Teach Yourself
2 total works
No Place to Fall is Victor Saunders' follow up to his Boardman Tasker Prize winning debut book Elusive Summits. Covering three expeditions in Nepal, the Karakoram and the Kumaon, each shares the exhilaration of attempting new alpine-style routes on terrifyingly committing mountains.
In 1989 Victor Saunders and Steve Sustad completed a difficult route on the West Face of Makalu II, only to be brought to a storm-bound halt above 7,000 metres while descending. Without food or bivouac gear, they endured a tortuous descent after a night in the open.
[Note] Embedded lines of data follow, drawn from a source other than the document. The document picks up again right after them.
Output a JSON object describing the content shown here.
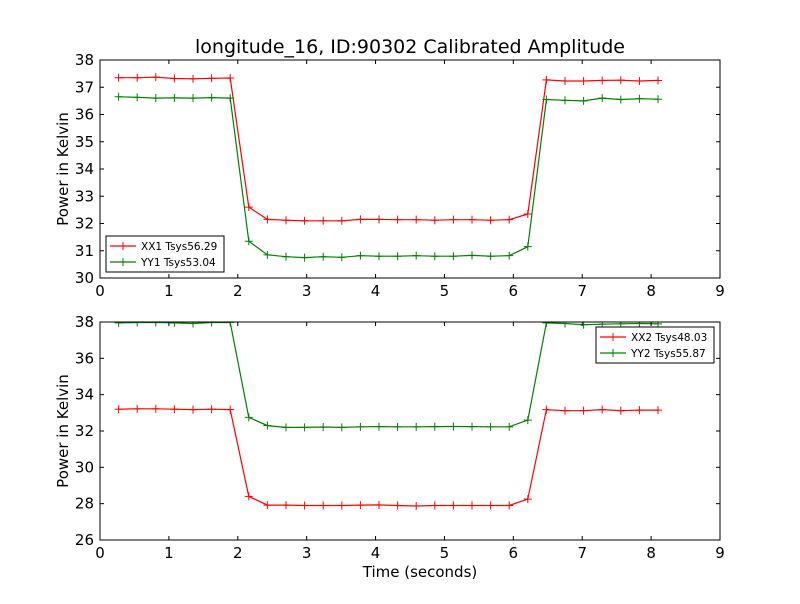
{
  "title": "longitude_16, ID:90302 Calibrated Amplitude",
  "colors": {
    "xx": "#ff0000",
    "yy": "#008000",
    "axis": "#000000",
    "background": "#ffffff"
  },
  "chart_data": [
    {
      "type": "line",
      "title": "longitude_16, ID:90302 Calibrated Amplitude",
      "xlabel": "",
      "ylabel": "Power in Kelvin",
      "xlim": [
        0,
        9
      ],
      "ylim": [
        30,
        38
      ],
      "xticks": [
        0,
        1,
        2,
        3,
        4,
        5,
        6,
        7,
        8,
        9
      ],
      "yticks": [
        30,
        31,
        32,
        33,
        34,
        35,
        36,
        37,
        38
      ],
      "grid": false,
      "legend_position": "lower-left",
      "x": [
        0.27,
        0.54,
        0.81,
        1.08,
        1.35,
        1.62,
        1.89,
        2.16,
        2.43,
        2.7,
        2.97,
        3.24,
        3.51,
        3.78,
        4.05,
        4.32,
        4.59,
        4.86,
        5.13,
        5.4,
        5.67,
        5.94,
        6.21,
        6.48,
        6.75,
        7.02,
        7.29,
        7.56,
        7.83,
        8.1
      ],
      "series": [
        {
          "name": "XX1 Tsys56.29",
          "color": "#ff0000",
          "values": [
            37.35,
            37.35,
            37.37,
            37.32,
            37.31,
            37.33,
            37.34,
            32.6,
            32.15,
            32.12,
            32.1,
            32.1,
            32.1,
            32.15,
            32.15,
            32.14,
            32.14,
            32.12,
            32.14,
            32.14,
            32.12,
            32.14,
            32.35,
            37.27,
            37.23,
            37.23,
            37.25,
            37.26,
            37.23,
            37.25
          ]
        },
        {
          "name": "YY1 Tsys53.04",
          "color": "#008000",
          "values": [
            36.65,
            36.63,
            36.6,
            36.61,
            36.6,
            36.62,
            36.6,
            31.35,
            30.85,
            30.78,
            30.75,
            30.78,
            30.76,
            30.82,
            30.8,
            30.8,
            30.82,
            30.8,
            30.8,
            30.83,
            30.8,
            30.82,
            31.15,
            36.55,
            36.52,
            36.5,
            36.6,
            36.55,
            36.58,
            36.56
          ]
        }
      ]
    },
    {
      "type": "line",
      "title": "",
      "xlabel": "Time (seconds)",
      "ylabel": "Power in Kelvin",
      "xlim": [
        0,
        9
      ],
      "ylim": [
        26,
        38
      ],
      "xticks": [
        0,
        1,
        2,
        3,
        4,
        5,
        6,
        7,
        8,
        9
      ],
      "yticks": [
        26,
        28,
        30,
        32,
        34,
        36,
        38
      ],
      "grid": false,
      "legend_position": "top-right",
      "x": [
        0.27,
        0.54,
        0.81,
        1.08,
        1.35,
        1.62,
        1.89,
        2.16,
        2.43,
        2.7,
        2.97,
        3.24,
        3.51,
        3.78,
        4.05,
        4.32,
        4.59,
        4.86,
        5.13,
        5.4,
        5.67,
        5.94,
        6.21,
        6.48,
        6.75,
        7.02,
        7.29,
        7.56,
        7.83,
        8.1
      ],
      "series": [
        {
          "name": "XX2 Tsys48.03",
          "color": "#ff0000",
          "values": [
            33.2,
            33.22,
            33.22,
            33.2,
            33.18,
            33.2,
            33.18,
            28.4,
            27.92,
            27.92,
            27.9,
            27.9,
            27.9,
            27.92,
            27.93,
            27.9,
            27.87,
            27.9,
            27.9,
            27.9,
            27.9,
            27.9,
            28.25,
            33.18,
            33.12,
            33.12,
            33.18,
            33.12,
            33.15,
            33.15
          ]
        },
        {
          "name": "YY2 Tsys55.87",
          "color": "#008000",
          "values": [
            37.95,
            37.97,
            37.98,
            37.95,
            37.92,
            37.97,
            37.98,
            32.75,
            32.3,
            32.2,
            32.2,
            32.22,
            32.2,
            32.23,
            32.24,
            32.23,
            32.23,
            32.24,
            32.25,
            32.24,
            32.23,
            32.23,
            32.6,
            37.95,
            37.92,
            37.85,
            37.88,
            37.9,
            37.92,
            37.9
          ]
        }
      ]
    }
  ]
}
Two years later the pair were with a small team in the Hunza valley exploring elusive access to a giant hidden pillar on the unvisited South-East Face of Ultar, one of the highest and most shapely of the world's unclimbed peaks.
In 1992 Victor Saunders was part of a joint Indian-British team climbing various peaks in the Panch Chuli range. A happy and successful expedition narrowly avoided ending in tragedy when Stephen Venables broke both legs in a fall on the descent from Panch Chuli V and Chris Bonington survived another fall going to his aid. The dramatic evacuation of Venables, in which the author took a major part, forms an exciting climax to a story of cutting-edge, alpine-style climbing in the world's highest mountains.
No Place to Fall offers enviable mountain exploration, enriched by sharing the lives of the mountain peoples along the way. Victor Saunders casts a perceptive, if bemused, eye over his fellow climbers and reflects on the calculation of risk that drives them back year after year to chance their lives in high places.
At a time when the greatest mountains in the greatest ranges had been climbed by numerous routes, collected like stamps and written about extensively, Victor Saunders and his friends relished the exploration of the slightly lower, slightly humbler, but often more aesthetically satisfying and no less testing summits in the 6,000- and 7,000-metre range. With thousands of unclimbed peaks in the Karakoram and Himalaya to choose from, these were ripe fruit for the committed mountaineers of the day.
In his Boardman-Tasker-winning Elusive Summits, Victor Saunders describes four expeditions to the Karakoram, to Uzum Brakk, Bojohaghur Duanasir, Rimo and the stunning Spantik. Battling crevasses and violent weather, injured climbers and dropped rucksacks, Saunders and his friends make a string of exciting and difficult ascents.
Saunders communicates the highs and lows of expedition life with relish, good humour, and a keen eye for the idiosyncratic among his companions. His first book, Elusive Summits, is a wonderful celebration of the sheer exhilaration that comes from the hardest level of alpine-style exploration in the Karakoram.